Denied charitable status, the trust will be hit for 33 per cent tax on gains from each property. 

In a nutshell...

Queenstown Lakes Community Housing Trust will be struck off the charities register on September 15, making it liable for 33 per cent tax on most income, including some Government grants.
It will also be liable for tax on property gains when homeowners buy the trust out.
The trust will have an estimated annual tax liability of $500,000-plus per year, money lost to future housing projects.
Since 2007, the trust has had $3.5 million in Department of Building and Housing grants and helped 35 households into properties.

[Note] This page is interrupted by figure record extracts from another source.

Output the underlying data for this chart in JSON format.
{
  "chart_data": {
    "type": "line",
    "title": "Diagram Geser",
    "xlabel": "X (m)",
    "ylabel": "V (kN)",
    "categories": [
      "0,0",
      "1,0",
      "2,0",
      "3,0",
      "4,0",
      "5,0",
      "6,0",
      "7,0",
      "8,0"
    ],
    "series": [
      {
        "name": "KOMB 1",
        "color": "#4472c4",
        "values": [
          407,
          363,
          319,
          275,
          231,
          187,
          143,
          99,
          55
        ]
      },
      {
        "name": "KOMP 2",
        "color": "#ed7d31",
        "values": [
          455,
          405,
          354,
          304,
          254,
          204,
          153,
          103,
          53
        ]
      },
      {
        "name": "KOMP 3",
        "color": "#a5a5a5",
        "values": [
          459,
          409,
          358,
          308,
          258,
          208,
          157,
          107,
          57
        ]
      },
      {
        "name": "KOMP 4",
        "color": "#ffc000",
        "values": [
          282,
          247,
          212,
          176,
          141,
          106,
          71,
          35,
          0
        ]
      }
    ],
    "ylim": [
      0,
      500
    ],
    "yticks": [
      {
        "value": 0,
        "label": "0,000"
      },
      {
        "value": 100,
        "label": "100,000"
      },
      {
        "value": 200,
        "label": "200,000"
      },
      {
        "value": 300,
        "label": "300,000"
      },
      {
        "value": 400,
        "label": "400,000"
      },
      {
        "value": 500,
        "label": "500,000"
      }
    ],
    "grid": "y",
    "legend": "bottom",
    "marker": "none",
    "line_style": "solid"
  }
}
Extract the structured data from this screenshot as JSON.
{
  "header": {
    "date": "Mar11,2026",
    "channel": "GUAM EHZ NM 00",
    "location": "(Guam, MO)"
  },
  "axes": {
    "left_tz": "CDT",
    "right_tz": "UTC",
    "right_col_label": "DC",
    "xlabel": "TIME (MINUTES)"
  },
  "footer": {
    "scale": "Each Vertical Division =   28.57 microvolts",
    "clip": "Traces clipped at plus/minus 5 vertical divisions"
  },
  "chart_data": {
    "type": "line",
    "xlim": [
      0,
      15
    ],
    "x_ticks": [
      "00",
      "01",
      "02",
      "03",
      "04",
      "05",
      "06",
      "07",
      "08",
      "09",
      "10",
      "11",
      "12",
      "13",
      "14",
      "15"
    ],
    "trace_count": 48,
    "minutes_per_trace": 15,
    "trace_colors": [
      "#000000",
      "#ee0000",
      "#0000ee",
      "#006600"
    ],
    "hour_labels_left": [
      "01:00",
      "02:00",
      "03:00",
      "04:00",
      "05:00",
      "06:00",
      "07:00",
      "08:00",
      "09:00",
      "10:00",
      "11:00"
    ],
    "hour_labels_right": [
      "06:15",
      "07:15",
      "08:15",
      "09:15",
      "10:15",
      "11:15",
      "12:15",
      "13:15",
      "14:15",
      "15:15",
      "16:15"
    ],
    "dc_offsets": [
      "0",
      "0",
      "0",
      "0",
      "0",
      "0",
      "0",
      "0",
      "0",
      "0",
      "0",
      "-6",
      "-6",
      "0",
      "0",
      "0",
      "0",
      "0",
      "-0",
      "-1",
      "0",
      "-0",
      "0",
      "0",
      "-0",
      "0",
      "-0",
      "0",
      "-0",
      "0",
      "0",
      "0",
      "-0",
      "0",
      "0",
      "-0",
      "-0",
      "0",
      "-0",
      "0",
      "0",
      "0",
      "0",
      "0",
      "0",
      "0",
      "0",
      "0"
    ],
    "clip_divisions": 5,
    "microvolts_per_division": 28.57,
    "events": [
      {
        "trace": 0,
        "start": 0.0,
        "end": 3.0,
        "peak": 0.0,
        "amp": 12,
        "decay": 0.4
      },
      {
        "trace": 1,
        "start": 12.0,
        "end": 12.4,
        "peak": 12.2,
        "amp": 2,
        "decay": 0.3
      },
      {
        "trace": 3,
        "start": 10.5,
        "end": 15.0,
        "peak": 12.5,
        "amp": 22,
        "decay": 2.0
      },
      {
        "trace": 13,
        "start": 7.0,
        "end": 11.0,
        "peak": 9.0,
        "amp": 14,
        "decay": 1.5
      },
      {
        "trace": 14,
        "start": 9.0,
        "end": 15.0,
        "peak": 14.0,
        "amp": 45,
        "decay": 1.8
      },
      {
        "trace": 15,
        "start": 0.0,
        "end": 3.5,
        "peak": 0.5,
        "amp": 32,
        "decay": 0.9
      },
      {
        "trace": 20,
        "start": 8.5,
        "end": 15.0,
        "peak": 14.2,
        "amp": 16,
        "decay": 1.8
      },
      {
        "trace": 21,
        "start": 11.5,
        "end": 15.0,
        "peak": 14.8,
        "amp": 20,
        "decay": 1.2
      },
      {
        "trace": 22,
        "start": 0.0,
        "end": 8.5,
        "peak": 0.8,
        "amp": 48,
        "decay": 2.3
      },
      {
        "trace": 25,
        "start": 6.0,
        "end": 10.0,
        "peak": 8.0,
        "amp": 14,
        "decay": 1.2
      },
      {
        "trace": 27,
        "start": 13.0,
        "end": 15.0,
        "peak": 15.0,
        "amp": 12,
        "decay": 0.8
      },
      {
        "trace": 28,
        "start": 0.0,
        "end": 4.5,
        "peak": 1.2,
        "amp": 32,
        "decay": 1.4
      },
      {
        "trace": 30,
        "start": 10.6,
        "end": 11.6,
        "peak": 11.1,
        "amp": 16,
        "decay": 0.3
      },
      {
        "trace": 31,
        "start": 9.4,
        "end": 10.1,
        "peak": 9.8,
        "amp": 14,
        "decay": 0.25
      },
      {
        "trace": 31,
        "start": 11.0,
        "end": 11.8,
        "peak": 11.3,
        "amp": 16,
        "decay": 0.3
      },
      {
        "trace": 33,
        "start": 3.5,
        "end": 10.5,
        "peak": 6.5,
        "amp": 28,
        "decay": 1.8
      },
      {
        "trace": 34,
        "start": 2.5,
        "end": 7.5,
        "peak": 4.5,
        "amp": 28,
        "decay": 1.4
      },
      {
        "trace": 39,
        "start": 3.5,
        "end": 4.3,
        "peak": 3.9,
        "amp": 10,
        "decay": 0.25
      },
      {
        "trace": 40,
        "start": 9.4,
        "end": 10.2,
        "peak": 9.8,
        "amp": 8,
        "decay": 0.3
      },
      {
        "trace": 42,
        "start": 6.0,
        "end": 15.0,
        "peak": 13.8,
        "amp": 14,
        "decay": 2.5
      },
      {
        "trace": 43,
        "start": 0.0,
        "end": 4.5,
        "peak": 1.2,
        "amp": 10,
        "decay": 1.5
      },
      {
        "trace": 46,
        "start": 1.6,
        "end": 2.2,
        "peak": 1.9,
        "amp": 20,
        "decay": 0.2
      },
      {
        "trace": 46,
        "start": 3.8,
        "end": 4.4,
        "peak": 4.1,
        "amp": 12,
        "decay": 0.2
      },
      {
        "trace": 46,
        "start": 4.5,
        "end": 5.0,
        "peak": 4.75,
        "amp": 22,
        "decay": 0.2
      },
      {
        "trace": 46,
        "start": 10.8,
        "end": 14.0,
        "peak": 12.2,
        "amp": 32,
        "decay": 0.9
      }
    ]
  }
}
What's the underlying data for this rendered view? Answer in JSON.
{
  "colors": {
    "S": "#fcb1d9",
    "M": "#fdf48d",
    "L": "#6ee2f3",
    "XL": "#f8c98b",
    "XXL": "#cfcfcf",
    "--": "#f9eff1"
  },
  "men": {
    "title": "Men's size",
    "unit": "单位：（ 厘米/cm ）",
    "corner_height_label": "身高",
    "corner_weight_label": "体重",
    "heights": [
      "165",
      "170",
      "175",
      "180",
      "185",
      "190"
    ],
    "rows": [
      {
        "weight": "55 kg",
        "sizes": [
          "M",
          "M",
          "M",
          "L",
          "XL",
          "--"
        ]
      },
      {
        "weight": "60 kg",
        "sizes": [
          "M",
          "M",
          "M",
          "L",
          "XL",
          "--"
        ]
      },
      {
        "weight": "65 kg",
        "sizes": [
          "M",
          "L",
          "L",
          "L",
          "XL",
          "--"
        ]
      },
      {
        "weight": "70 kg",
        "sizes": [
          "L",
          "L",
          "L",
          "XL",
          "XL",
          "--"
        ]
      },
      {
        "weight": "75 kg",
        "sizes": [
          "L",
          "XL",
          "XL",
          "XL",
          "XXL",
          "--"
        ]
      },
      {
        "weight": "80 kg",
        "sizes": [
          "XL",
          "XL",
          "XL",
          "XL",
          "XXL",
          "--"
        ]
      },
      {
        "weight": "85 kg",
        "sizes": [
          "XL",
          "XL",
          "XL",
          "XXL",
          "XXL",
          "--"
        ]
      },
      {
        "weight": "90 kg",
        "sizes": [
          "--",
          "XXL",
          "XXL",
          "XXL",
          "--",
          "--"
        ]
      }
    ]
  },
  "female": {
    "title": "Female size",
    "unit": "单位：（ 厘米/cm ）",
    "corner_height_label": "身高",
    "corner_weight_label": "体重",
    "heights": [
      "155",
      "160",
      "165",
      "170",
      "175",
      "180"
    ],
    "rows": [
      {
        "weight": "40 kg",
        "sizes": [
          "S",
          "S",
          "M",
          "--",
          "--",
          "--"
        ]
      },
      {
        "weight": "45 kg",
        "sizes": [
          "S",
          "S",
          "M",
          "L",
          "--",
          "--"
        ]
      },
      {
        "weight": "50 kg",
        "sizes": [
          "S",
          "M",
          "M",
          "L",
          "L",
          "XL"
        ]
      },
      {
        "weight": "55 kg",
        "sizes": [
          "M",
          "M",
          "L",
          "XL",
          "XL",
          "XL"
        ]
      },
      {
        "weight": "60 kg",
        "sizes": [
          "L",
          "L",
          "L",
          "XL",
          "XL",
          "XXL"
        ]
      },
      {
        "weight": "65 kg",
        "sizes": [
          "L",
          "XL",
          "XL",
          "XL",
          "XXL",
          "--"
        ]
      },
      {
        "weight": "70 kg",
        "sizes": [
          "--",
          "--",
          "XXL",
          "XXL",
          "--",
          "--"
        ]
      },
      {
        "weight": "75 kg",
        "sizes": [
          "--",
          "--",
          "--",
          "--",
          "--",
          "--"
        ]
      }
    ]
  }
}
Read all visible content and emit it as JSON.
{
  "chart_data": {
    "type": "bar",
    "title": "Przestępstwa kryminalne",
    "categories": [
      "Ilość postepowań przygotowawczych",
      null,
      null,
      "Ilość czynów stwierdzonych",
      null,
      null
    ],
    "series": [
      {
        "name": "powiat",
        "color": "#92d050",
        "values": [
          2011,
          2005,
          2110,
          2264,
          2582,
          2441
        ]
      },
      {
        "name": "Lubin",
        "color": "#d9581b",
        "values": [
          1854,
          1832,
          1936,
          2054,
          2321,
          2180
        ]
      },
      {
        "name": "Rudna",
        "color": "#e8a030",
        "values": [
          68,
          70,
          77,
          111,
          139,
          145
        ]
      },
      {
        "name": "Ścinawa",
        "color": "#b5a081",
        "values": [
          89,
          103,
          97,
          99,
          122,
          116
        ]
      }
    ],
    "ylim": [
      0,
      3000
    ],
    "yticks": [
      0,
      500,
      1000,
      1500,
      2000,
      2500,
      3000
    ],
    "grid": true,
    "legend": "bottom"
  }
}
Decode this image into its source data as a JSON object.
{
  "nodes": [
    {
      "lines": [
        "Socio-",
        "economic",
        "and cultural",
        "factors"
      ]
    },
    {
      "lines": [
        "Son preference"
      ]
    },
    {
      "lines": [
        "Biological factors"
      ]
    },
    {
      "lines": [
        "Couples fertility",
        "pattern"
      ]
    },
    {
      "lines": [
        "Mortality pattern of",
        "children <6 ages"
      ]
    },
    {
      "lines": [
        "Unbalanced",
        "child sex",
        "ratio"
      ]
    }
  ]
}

“This reduces the capital the trust can recycle to the next family,” Cole says – meaning fewer and fewer homes will be built. 

“And if you take it to its logical conclusion, the trust ultimately runs out of money.” 

Cole says the Govern-ment’s Charities Com-mission is signalling a tax on what he calls “community capital going into home ownership schemes”. 

The local housing trust encourages its homeowners to buy out the trust's 15-40 per cent equity in their properties, Cole says. 

“We encourage that in order to recycle our capital.” 

Buyouts are done based on a home’s valuation at the time. 

Since the shock announcement a fortnight ago, other affordable housing groups from Nelson, Marlborough and Wellington have come out in support of the local trust. 

The groups’ national body, Community Housing Aotea­­­­roa, is also calling for a “solution”. 

“There is apprehension that the same 17th century definitions that have been rigidly applied in deregistering Queenstown will begin a domino effect across the country,” Cole says. 

“Housing Minister Phil Heatley has signalled he wants to grow the community housing sector and this decision flies in the face of that aspiration.”